Byrne sonrió abiertamente.

– ¿«Gelb»? ¿Así es como se dice amarillo en alemán?

– Sí -confirmé.

– No está mal -dijo el inspector-. Hay que reconocer que no está nada mal.

– Entonces ¿me cree?

Byrne se encogió de hombros.

– No sé qué decirle. Es posible. Pero quizá lo oyeran mal. O quizá gritó «Help», verdaderamente.

– Pero ya le he explicado por qué no puede ser.

– No importa. Eso es asunto de las autoridades de Nepal, o de donde sea.

– Ya, pero no se trata de eso. Yo he descubierto un patrón de conducta. ¿No cree usted que, teniendo en cuenta lo que le he contado, vale la pena investigar los otros dos asesinatos?

Me pareció que Byrne se sentía acorralado; guardó silencio mientras reflexionaba sobre lo que yo le había contado y decidía qué contestarme. Me sujeté a la mesa, como si estuviera a punto de caerme.
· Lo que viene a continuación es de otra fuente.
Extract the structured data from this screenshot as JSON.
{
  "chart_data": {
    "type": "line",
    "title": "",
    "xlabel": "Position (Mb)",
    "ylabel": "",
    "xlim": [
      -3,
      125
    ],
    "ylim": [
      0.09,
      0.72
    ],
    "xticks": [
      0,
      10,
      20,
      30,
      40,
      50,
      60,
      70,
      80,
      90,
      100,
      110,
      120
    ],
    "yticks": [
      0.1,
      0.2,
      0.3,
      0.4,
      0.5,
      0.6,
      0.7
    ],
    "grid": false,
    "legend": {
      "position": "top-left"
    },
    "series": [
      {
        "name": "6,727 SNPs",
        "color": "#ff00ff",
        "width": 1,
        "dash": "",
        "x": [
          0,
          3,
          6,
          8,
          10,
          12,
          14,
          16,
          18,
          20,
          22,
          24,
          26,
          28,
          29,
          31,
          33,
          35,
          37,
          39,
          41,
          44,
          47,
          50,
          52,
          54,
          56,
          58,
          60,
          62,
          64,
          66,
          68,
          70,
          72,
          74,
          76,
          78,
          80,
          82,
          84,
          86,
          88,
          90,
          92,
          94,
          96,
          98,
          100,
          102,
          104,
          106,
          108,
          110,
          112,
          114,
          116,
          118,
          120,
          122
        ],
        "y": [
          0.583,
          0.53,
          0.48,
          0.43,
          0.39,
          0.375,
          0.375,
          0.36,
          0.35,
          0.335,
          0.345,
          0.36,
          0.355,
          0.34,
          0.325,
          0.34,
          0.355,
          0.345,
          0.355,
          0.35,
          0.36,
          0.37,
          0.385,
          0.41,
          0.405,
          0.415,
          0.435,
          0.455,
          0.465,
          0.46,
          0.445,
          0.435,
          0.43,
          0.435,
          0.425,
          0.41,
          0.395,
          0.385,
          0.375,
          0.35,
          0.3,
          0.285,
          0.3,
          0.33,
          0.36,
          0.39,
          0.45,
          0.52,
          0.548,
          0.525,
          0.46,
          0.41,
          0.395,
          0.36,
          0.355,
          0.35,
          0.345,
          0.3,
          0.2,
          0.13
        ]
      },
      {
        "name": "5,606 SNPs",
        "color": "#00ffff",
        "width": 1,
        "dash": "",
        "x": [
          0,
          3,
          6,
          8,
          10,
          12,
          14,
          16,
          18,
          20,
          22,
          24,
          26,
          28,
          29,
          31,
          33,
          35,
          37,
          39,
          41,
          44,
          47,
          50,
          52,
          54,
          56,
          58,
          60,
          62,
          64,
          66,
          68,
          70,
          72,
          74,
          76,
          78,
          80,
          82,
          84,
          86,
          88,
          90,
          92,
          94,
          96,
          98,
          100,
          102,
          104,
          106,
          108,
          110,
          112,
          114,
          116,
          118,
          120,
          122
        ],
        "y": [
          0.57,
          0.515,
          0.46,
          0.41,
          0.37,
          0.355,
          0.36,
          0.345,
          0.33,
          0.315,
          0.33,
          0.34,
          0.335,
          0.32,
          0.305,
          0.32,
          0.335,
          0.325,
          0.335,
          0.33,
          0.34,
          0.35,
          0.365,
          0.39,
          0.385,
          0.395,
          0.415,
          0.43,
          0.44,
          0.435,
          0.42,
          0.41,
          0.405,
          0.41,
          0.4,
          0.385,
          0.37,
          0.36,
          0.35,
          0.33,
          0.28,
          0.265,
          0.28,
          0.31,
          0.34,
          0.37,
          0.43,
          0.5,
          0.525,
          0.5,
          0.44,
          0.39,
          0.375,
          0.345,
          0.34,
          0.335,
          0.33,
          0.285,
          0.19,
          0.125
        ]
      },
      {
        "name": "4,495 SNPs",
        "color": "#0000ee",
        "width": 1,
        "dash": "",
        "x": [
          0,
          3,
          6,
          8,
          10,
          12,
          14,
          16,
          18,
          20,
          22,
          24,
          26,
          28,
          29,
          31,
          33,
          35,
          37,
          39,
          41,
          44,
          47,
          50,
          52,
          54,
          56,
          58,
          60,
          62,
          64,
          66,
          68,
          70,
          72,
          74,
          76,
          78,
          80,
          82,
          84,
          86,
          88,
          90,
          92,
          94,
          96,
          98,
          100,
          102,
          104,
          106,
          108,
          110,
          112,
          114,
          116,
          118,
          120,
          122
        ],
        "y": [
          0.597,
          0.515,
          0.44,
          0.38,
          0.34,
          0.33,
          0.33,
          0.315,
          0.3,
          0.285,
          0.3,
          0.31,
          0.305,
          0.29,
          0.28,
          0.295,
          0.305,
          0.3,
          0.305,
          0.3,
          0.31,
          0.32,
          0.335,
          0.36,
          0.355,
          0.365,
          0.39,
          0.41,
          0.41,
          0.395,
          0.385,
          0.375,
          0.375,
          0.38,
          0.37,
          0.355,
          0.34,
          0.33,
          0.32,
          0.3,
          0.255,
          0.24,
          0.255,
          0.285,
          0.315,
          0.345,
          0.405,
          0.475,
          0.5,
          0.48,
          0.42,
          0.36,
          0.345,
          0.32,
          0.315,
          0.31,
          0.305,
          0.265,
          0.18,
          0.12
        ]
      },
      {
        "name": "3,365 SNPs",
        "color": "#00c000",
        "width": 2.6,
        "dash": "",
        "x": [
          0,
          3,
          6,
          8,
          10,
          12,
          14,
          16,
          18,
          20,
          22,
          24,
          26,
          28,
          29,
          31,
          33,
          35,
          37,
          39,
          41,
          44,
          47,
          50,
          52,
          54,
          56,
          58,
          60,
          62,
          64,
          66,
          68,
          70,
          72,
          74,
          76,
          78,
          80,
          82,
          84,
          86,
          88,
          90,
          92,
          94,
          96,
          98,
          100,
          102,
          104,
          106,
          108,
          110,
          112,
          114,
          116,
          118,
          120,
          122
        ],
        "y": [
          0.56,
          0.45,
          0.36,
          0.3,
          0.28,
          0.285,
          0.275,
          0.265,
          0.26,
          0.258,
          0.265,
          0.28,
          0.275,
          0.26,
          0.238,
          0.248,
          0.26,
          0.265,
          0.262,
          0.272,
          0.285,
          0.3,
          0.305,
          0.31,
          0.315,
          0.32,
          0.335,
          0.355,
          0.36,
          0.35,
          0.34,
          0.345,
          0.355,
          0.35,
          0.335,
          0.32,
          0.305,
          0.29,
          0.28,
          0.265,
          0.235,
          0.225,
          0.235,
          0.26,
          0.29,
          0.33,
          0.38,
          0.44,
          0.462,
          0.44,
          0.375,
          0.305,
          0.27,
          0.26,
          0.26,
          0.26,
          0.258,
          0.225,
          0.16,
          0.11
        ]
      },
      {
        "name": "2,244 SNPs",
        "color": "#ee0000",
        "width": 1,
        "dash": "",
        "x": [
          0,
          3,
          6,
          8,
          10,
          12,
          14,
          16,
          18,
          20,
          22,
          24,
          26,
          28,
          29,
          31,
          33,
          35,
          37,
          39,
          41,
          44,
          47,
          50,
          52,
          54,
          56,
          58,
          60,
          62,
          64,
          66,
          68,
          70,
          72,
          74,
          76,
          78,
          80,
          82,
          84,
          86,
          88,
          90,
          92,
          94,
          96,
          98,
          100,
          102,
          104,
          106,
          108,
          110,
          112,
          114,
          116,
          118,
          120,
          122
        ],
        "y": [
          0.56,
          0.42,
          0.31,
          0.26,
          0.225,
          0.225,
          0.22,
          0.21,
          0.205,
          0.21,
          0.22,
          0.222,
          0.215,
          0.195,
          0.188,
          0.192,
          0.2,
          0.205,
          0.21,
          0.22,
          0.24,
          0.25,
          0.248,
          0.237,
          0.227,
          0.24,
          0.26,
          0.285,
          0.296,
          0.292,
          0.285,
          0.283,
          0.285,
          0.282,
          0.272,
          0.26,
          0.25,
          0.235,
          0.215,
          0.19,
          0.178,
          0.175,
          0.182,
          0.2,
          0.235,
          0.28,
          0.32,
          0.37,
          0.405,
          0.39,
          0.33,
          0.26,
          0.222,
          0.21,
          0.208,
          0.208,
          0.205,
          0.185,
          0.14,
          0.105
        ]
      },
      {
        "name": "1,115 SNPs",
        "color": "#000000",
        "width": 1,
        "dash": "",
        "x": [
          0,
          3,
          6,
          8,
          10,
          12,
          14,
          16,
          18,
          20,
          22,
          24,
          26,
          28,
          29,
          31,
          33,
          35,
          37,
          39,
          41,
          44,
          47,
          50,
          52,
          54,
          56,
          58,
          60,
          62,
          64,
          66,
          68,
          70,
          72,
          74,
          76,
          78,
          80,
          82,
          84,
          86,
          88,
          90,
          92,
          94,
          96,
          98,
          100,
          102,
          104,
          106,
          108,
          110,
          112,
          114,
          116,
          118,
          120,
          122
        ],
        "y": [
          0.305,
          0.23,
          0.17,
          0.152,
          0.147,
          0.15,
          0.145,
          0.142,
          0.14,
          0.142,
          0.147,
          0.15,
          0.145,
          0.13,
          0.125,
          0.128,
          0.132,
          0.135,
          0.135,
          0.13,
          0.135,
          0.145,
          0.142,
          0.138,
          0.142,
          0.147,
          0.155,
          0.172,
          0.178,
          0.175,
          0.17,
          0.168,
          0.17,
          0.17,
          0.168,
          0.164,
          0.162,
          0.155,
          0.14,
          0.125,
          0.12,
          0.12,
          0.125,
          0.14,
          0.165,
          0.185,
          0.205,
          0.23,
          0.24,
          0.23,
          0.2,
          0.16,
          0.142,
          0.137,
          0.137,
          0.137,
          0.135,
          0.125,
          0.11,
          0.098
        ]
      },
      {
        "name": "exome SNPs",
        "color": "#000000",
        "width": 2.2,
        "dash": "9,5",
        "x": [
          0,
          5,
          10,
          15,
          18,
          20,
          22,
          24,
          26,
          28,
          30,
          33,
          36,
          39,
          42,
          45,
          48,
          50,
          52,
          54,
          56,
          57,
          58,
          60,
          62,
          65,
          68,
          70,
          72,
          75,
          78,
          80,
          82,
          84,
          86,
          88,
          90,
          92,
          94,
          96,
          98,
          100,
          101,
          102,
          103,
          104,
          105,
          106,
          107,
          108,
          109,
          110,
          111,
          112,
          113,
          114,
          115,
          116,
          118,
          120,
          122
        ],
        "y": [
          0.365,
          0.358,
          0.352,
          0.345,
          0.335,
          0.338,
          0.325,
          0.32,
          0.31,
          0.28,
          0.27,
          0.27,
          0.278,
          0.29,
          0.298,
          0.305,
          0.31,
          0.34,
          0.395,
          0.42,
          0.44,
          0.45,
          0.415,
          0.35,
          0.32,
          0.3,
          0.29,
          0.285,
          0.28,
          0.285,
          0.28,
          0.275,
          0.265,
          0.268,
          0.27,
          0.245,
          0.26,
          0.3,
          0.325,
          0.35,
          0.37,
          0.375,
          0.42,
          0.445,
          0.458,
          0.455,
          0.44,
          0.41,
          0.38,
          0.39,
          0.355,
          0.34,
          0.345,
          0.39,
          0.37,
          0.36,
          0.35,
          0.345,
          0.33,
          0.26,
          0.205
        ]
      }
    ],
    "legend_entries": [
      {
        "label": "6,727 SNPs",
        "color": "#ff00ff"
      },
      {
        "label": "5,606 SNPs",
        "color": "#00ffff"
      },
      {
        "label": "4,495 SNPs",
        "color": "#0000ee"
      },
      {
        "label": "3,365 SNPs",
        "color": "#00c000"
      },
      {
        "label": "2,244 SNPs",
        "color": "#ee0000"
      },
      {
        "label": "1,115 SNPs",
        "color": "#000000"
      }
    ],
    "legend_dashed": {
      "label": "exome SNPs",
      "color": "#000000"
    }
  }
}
– No -dijo finalmente. Quise protestar, pero el inspector agregó-: Señora Loudon, no me negará que le he hecho el favor de escuchar lo que usted quería contarme. Lo único que puedo decirle es que, si quiere seguir adelante con esto, se dirija a las autoridades competentes. Pero, a menos que tenga algo más concreto que ofrecerles, no creo que ellos puedan ayudarla.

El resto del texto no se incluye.